What should I do if she canceled our date but is still texting?

If a woman’s keeping in contact, and you’re sharing some fun messages this is generally a good sign. However, be warned there will always be some people out there who are happy to message you all day but when it comes to meeting up for a date, never make it! The only way you know is to suggest meeting again, and to see if you get tumbleweeds as a response. 

What to do if your girlfriend cancels plans last minute

If you’re in a relationship with a woman and she keeps canceling on you, you need to let her know how this makes you feel. Try to explain to her that you feel a lack of respect when she routinely cancels, and whilst you understand sometimes she won’t be able to make it, you’d like her to be more consistent. 

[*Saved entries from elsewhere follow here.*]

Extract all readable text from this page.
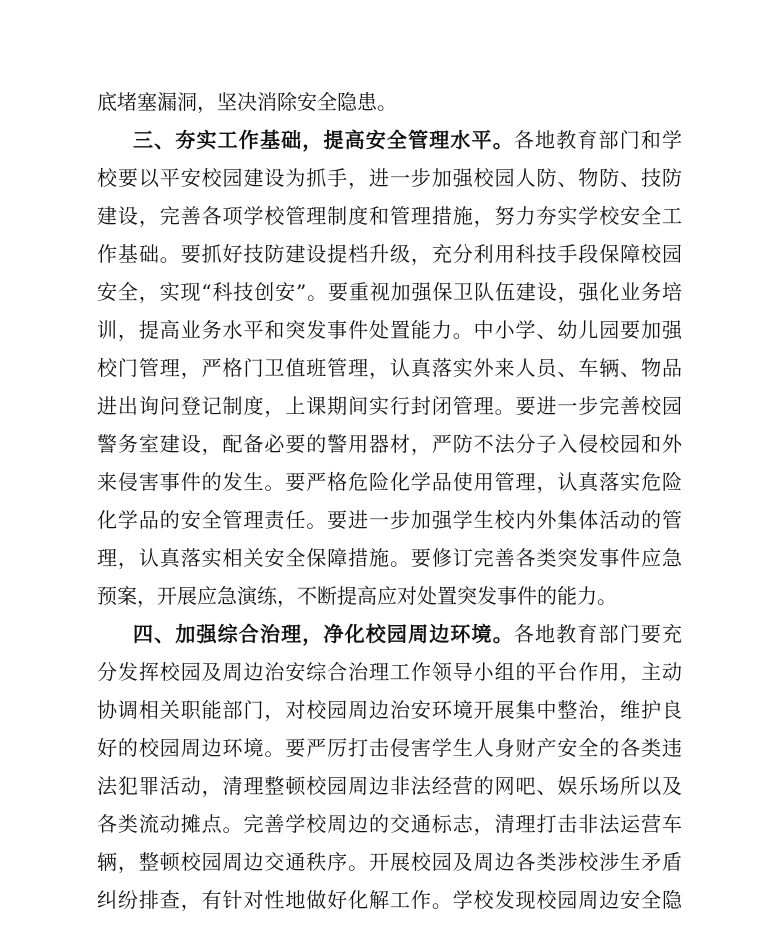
底堵塞漏洞，坚决消除安全隐患。
三、夯实工作基础，提高安全管理水平。各地教育部门和学
校要以平安校园建设为抓手，进一步加强校园人防、物防、技防
建设，完善各项学校管理制度和管理措施，努力夯实学校安全工
作基础。要抓好技防建设提档升级，充分利用科技手段保障校园
安全，实现“科技创安”。要重视加强保卫队伍建设，强化业务培
训，提高业务水平和突发事件处置能力。中小学、幼儿园要加强
校门管理，严格门卫值班管理，认真落实外来人员、车辆、物品
进出询问登记制度，上课期间实行封闭管理。要进一步完善校园
警务室建设，配备必要的警用器材，严防不法分子入侵校园和外
来侵害事件的发生。要严格危险化学品使用管理，认真落实危险
化学品的安全管理责任。要进一步加强学生校内外集体活动的管
理，认真落实相关安全保障措施。要修订完善各类突发事件应急
预案，开展应急演练，不断提高应对处置突发事件的能力。
四、加强综合治理，净化校园周边环境。各地教育部门要充
分发挥校园及周边治安综合治理工作领导小组的平台作用，主动
协调相关职能部门，对校园周边治安环境开展集中整治，维护良
好的校园周边环境。要严厉打击侵害学生人身财产安全的各类违
法犯罪活动，清理整顿校园周边非法经营的网吧、娱乐场所以及
各类流动摊点。完善学校周边的交通标志，清理打击非法运营车
辆，整顿校园周边交通秩序。开展校园及周边各类涉校涉生矛盾
纠纷排查，有针对性地做好化解工作。学校发现校园周边安全隐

What to do if your girlfriend keeps canceling plans 

There’s a chance here that your girlfriend’s routinely canceling on you because she’s unsure about the relationship, but you have to talk to her to know. If after you’ve expressed to her that you’re unhappy with how much she cancels on you, she continues to cancel on you, then you also have to reflect on whether this relationship is meeting your needs. 

Is canceling a date last minute disrespectful?

If it’s the first time someone’s canceled on you, they give you a reasonable excuse, and suggest a clear alternative time to meet, give them the benefit of the doubt. If they’ve canceled on you at the last minute more than once, don’t offer an alternative arrangement and their excuse is a vague, “things got hectic” then let it go. You deserve better. 

Do women cancel on dates to test you? 

Women don’t consciously go around testing men. However, if a woman routinely cancels on you, and you continue to simply offer her an alternative, then there’s no communication that this isn’t working for you. Here you need to communicate that you won’t keep asking her out, unless she can keep a commitment. Use some of the examples up above for how to phrase this. 

How do women show disinterest in their messages to you? 

If a woman is slow to respond, only offers you vague details about her life, and doesn’t ask questions about you to help continue the conversation, chances are she’s not interested. This doesn’t mean she dislikes you, simply it means maintaining a social relationship with you is not a high priority for her right now.